Ken Skaflestad, the mayor of Hoonah, says the community has become comfortable with diesel.

“We know a lot about it. We’re very experienced in it,” he says.

The project was supported by the City of Hoonah, Sealaska Corp., Huna Totem Corp. and the Hoonah Indian Association. (Photo by Elizabeth Jenkins/KTOO)
The project was supported by the City of Hoonah, Sealaska Corp., Huna Totem Corp. and the Hoonah Indian Association. (Photo by Elizabeth Jenkins/KTOO)

The village of 750 has investor interest from outside. There’s a new microbrewery in town and a cruise ship dock under construction could bring in more tourists.
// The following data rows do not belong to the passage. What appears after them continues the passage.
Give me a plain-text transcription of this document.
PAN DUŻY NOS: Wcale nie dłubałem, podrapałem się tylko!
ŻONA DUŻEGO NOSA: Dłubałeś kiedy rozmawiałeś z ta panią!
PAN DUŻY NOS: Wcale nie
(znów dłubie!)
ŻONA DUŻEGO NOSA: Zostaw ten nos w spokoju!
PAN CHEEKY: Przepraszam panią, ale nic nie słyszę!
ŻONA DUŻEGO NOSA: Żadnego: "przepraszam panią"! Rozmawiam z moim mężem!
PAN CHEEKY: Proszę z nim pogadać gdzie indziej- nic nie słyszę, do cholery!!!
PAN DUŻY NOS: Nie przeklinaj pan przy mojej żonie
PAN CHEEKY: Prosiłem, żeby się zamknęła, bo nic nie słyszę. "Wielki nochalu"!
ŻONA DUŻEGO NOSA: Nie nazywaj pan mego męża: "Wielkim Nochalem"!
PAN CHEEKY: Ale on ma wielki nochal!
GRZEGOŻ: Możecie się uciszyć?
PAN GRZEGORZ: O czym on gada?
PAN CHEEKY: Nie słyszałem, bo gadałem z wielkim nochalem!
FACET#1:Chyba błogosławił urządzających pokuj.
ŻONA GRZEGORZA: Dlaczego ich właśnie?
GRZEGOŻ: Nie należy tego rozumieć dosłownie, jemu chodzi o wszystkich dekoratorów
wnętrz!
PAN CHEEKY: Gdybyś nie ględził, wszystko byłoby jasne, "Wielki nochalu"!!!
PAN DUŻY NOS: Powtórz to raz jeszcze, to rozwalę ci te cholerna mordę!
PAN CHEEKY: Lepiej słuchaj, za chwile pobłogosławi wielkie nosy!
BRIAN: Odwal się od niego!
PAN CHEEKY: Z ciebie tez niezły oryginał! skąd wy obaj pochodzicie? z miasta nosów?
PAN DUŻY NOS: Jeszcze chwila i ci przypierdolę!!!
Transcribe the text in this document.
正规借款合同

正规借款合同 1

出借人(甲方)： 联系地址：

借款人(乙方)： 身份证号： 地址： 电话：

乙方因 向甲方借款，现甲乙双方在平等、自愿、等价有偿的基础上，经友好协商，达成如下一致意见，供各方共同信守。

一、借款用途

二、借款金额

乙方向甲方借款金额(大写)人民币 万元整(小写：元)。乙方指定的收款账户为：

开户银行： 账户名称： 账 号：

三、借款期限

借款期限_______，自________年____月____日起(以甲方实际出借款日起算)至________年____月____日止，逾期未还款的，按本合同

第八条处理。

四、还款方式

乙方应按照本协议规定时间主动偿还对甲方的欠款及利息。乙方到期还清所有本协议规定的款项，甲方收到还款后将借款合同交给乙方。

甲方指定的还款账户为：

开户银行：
“For people who would love the lifestyle here but don’t dare take the risk due to the high cost of electricity, they now know they have support, that they have people behind them that know of their struggle and respond to it,” Skaflestad says.

Jodi Mitchell says for local businesses paying for electricity, the 30 percent could be huge. She hopes with the state’s budget crunch, projects like this will continue to be prioritized and funded.

“I am so proud of what we were able to accomplish here in Hoonah, and I’d hate to see that stop,” Mitchell says.

She says it might take longer for Gartina Falls to offset the price of electricity for Hoonah residents. A sister hydro project is planned for Water Supply Creek.